I realized that students who do practice or those who try to practice on their own, often got stuck and they don’t know what to do, or don’t know what’s wrong.

So what’s the solution? “Wait for tuition class to ask Miss Ng.” Hah! What if you don’t have the privilage of a private or small group tutor?

**Here are some tips on what to do when you’re stuck at a question.**

1) Read through the question again and make sure you copied it correctly! Then make sure you understood the question correctly.

2) Check through your workings again. (many students check through their workings and couldn’t spot their own mistakes!) So my advise is this, re-do the question on a fresh page. Then check your new working against the old.

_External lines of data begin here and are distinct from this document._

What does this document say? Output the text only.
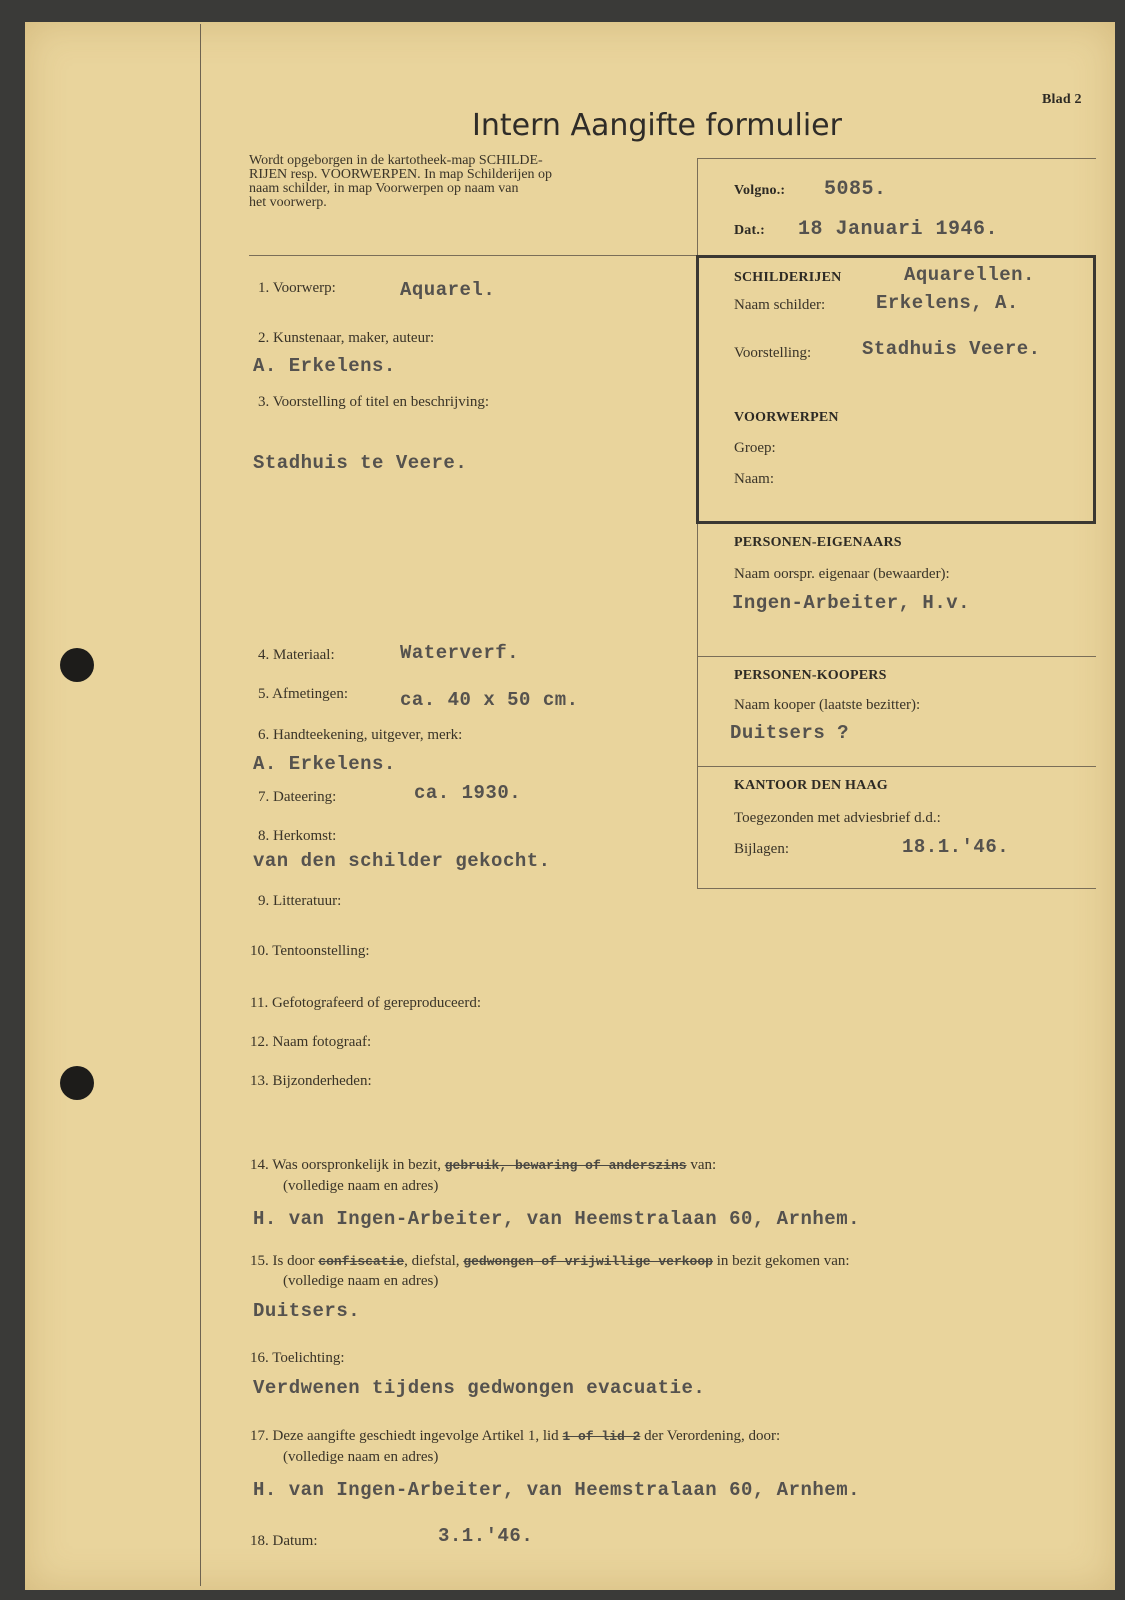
Blad 2
Intern Aangifte formulier
Wordt opgeborgen in de kartotheek-map SCHILDE-
RIJEN resp. VOORWERPEN. In map Schilderijen op
naam schilder, in map Voorwerpen op naam van
het voorwerp.
Volgno.: 5085.
Dat.: 18 Januari 1946.
SCHILDERIJEN	Aquarellen.
Naam schilder:	Erkelens, A.
Voorstelling:	Stadhuis Veere.
VOORWERPEN
Groep:
Naam:
PERSONEN-EIGENAARS
Naam oorspr. eigenaar (bewaarder):
Ingen-Arbeiter, H.v.
PERSONEN-KOOPERS
Naam kooper (laatste bezitter):
Duitsers ?
KANTOOR DEN HAAG
Toegezonden met adviesbrief d.d.:
Bijlagen:	18.1.'46.
1. Voorwerp:	Aquarel.
2. Kunstenaar, maker, auteur:
A. Erkelens.
3. Voorstelling of titel en beschrijving:
Stadhuis te Veere.
4. Materiaal:	Waterverf.
5. Afmetingen:	ca. 40 x 50 cm.
6. Handteekening, uitgever, merk:
A. Erkelens.
7. Dateering:	ca. 1930.
8. Herkomst:
van den schilder gekocht.
9. Litteratuur:
10. Tentoonstelling:
11. Gefotografeerd of gereproduceerd:
12. Naam fotograaf:
13. Bijzonderheden:
14. Was oorspronkelijk in bezit, gebruik, bewaring of anderszins van:
(volledige naam en adres)
H. van Ingen-Arbeiter, van Heemstralaan 60, Arnhem.
15. Is door confiscatie, diefstal, gedwongen of vrijwillige verkoop in bezit gekomen van:
(volledige naam en adres)
Duitsers.
16. Toelichting:
Verdwenen tijdens gedwongen evacuatie.
17. Deze aangifte geschiedt ingevolge Artikel 1, lid 1 of lid 2 der Verordening, door:
(volledige naam en adres)
H. van Ingen-Arbeiter, van Heemstralaan 60, Arnhem.
18. Datum:	3.1.'46.
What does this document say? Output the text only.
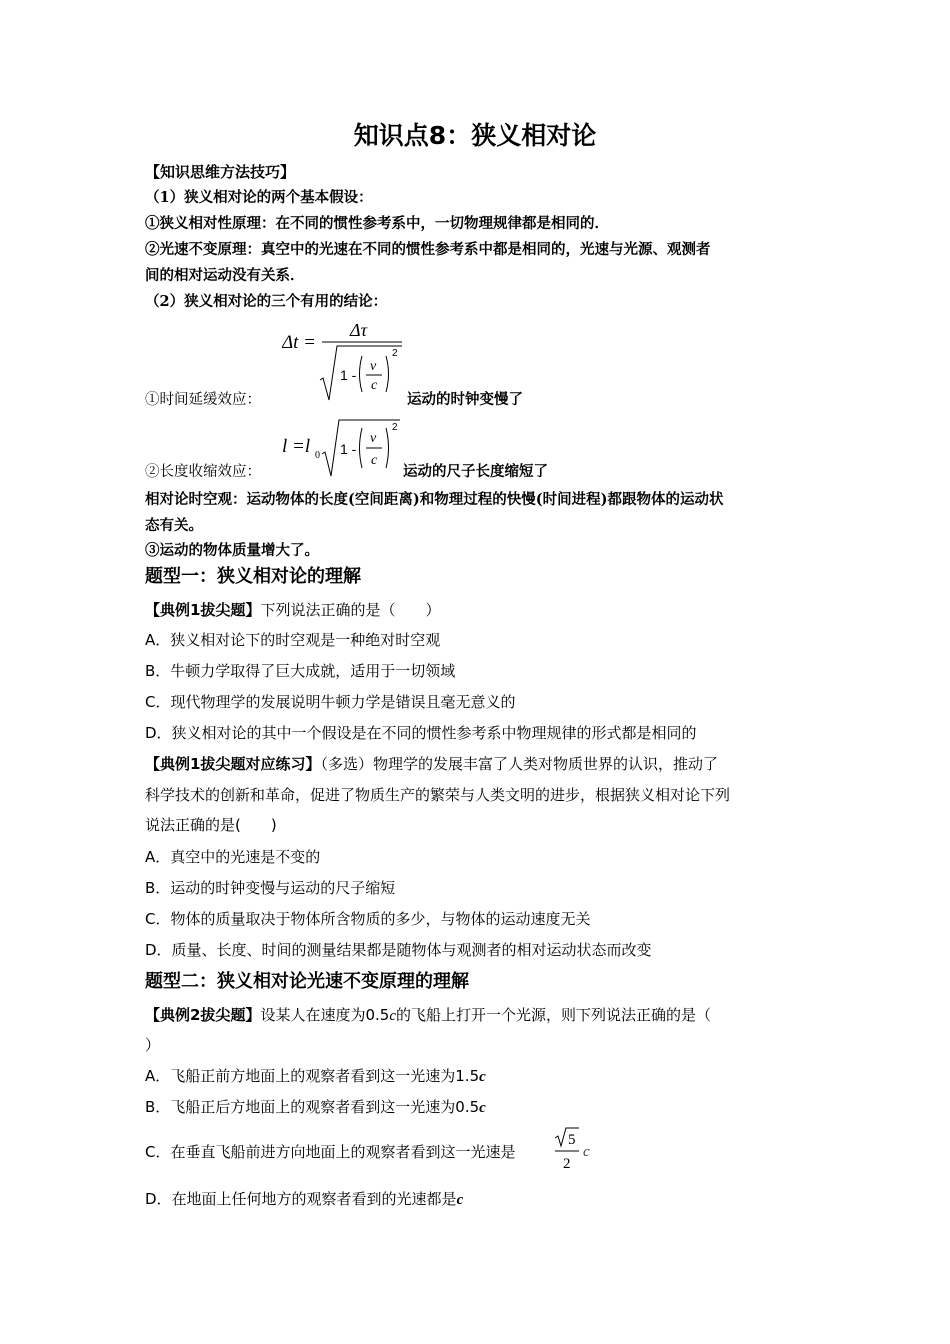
知识点8：狭义相对论
【知识思维方法技巧】
（1）狭义相对论的两个基本假设：
①狭义相对性原理：在不同的惯性参考系中，一切物理规律都是相同的．
②光速不变原理：真空中的光速在不同的惯性参考系中都是相同的，光速与光源、观测者
间的相对运动没有关系．
（2）狭义相对论的三个有用的结论：
Δt =
Δτ
1 -
v
c
2
①时间延缓效应：	运动的时钟变慢了
l =l 0 1 -
v
c
2
②长度收缩效应：	运动的尺子长度缩短了
相对论时空观：运动物体的长度(空间距离)和物理过程的快慢(时间进程)都跟物体的运动状
态有关。
③运动的物体质量增大了。
题型一：狭义相对论的理解
【典例1拔尖题】下列说法正确的是（　　）
A．狭义相对论下的时空观是一种绝对时空观
B．牛顿力学取得了巨大成就，适用于一切领域
C．现代物理学的发展说明牛顿力学是错误且毫无意义的
D．狭义相对论的其中一个假设是在不同的惯性参考系中物理规律的形式都是相同的
【典例1拔尖题对应练习】（多选）物理学的发展丰富了人类对物质世界的认识，推动了
科学技术的创新和革命，促进了物质生产的繁荣与人类文明的进步，根据狭义相对论下列
说法正确的是(　　)
A．真空中的光速是不变的
B．运动的时钟变慢与运动的尺子缩短
C．物体的质量取决于物体所含物质的多少，与物体的运动速度无关
D．质量、长度、时间的测量结果都是随物体与观测者的相对运动状态而改变
题型二：狭义相对论光速不变原理的理解
【典例2拔尖题】设某人在速度为0.5c的飞船上打开一个光源，则下列说法正确的是（
）
A．飞船正前方地面上的观察者看到这一光速为1.5c
B．飞船正后方地面上的观察者看到这一光速为0.5c
C．在垂直飞船前进方向地面上的观察者看到这一光速是
5
2
c
D．在地面上任何地方的观察者看到的光速都是c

3) Try to think if you’ve done questions that are similar to the one that you’re stuck at. Many questions in SPM are a repetition of the same type. Only the numbers are changed with a slight variation. Refer to the previous similar question. Most of the time you can solve it with the same method.

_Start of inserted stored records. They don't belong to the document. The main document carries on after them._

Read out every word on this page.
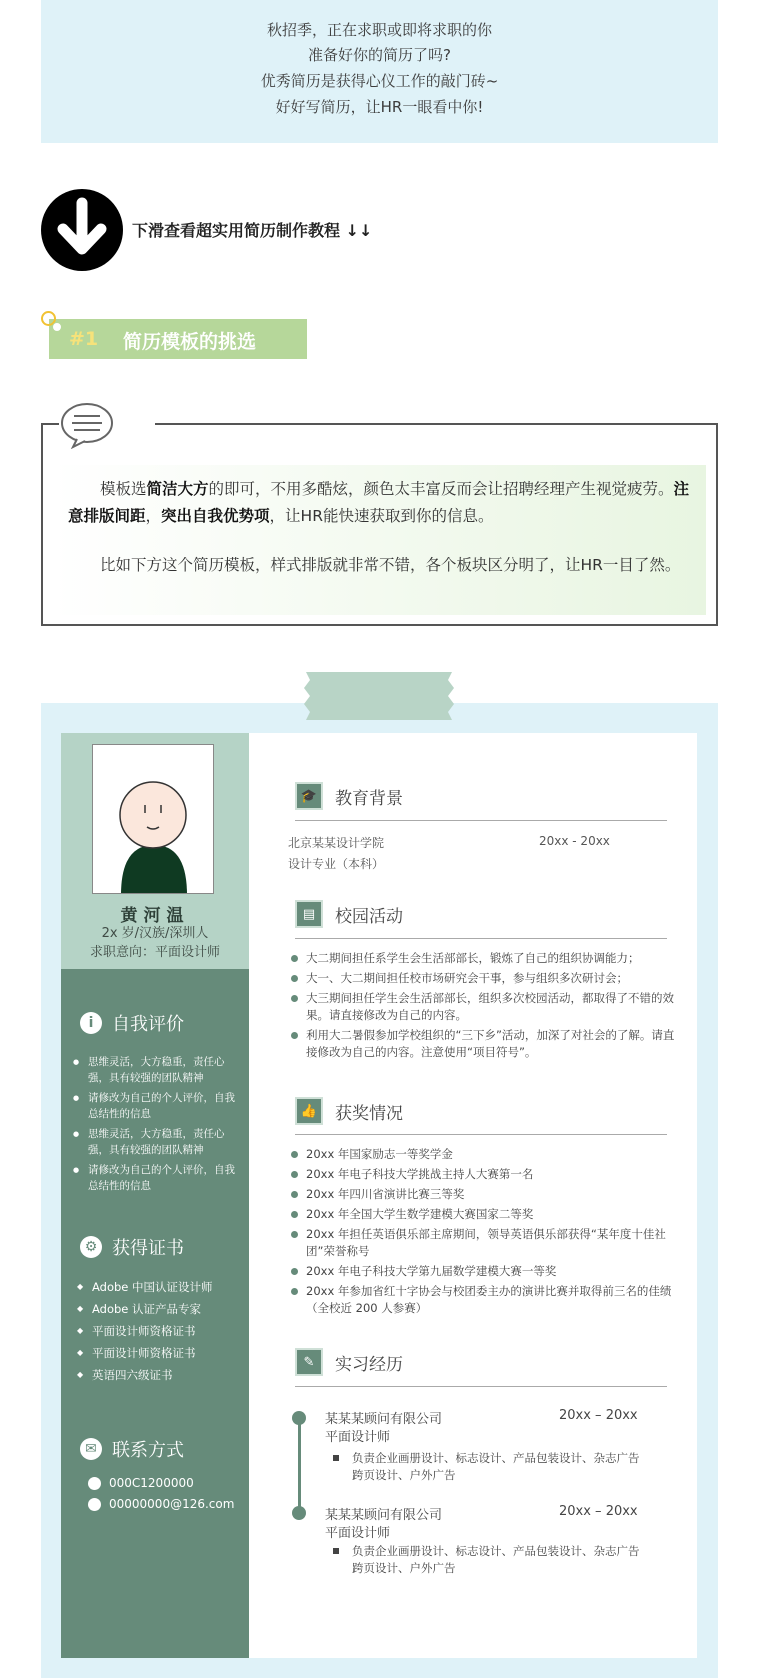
秋招季，正在求职或即将求职的你
准备好你的简历了吗?
优秀简历是获得心仪工作的敲门砖~
好好写简历，让HR一眼看中你!
下滑查看超实用简历制作教程 ↓↓
#1 简历模板的挑选
模板选简洁大方的即可，不用多酷炫，颜色太丰富反而会让招聘经理产生视觉疲劳。注意排版间距，突出自我优势项，让HR能快速获取到你的信息。
比如下方这个简历模板，样式排版就非常不错，各个板块区分明了，让HR一目了然。
黄河温
2x 岁/汉族/深圳人
求职意向：平面设计师
i	自我评价
● 思维灵活，大方稳重，责任心强，具有较强的团队精神
● 请修改为自己的个人评价，自我总结性的信息
● 思维灵活，大方稳重，责任心强，具有较强的团队精神
● 请修改为自己的个人评价，自我总结性的信息
⚙ 获得证书
◆ Adobe 中国认证设计师
◆ Adobe 认证产品专家
◆ 平面设计师资格证书
◆ 平面设计师资格证书
◆ 英语四六级证书
✉ 联系方式
000C1200000
00000000@126.com
🎓	教育背景
北京某某设计学院	20xx - 20xx
设计专业（本科）
▤	校园活动
大二期间担任系学生会生活部部长，锻炼了自己的组织协调能力；
大一、大二期间担任校市场研究会干事，参与组织多次研讨会；
大三期间担任学生会生活部部长，组织多次校园活动，都取得了不错的效果。请直接修改为自己的内容。
利用大二暑假参加学校组织的“三下乡”活动，加深了对社会的了解。请直接修改为自己的内容。注意使用“项目符号”。
👍	获奖情况
20xx 年国家励志一等奖学金
20xx 年电子科技大学挑战主持人大赛第一名
20xx 年四川省演讲比赛三等奖
20xx 年全国大学生数学建模大赛国家二等奖
20xx 年担任英语俱乐部主席期间，领导英语俱乐部获得“某年度十佳社团”荣誉称号
20xx 年电子科技大学第九届数学建模大赛一等奖
20xx 年参加省红十字协会与校团委主办的演讲比赛并取得前三名的佳绩（全校近 200 人参赛）
✎	实习经历
某某某顾问有限公司	20xx – 20xx
平面设计师
负责企业画册设计、标志设计、产品包装设计、杂志广告跨页设计、户外广告
某某某顾问有限公司	20xx – 20xx
平面设计师
负责企业画册设计、标志设计、产品包装设计、杂志广告跨页设计、户外广告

4) Look for a similar question in the reference book examples and see how it is solved. Understand the concept and try to apply the same method to solve your question.

5) Always look for a pattern in the different types of questions asked. Find relationships between variables and form equations. Math is almost always about finding relationship and forming equations to determine unknowns.

8) The Final Solution – ask your teacher. This should always be the final step. Try all the above steps first. If the don’t work, then only ask someone. Why? Because it is great to achieve the solution on your own! It feels fantastic to know “I solved it on my own.”

**What to do when you finally found your mistake and gotten the correct answer?**

1) Don’t rub away the old workings with mistakes! This is also something many students do. They will rub off their workings which are wrong, and write the correct one. How are you going to learn from your mistakes if you need to refer to this in the future? Never rub off your mistakes. Just write with another color pen with the correct workings next to it.

2) Make sure you’re very very clear of your misunderstanding and why you made the mistakes earlier. Many students just complete the question, and move on to another question without pausing to think through the question. This is why I believe, many students practice Add Math but are still unable to answer many questions when it comes to exam. They practice without having a clear understanding of their work and mistakes.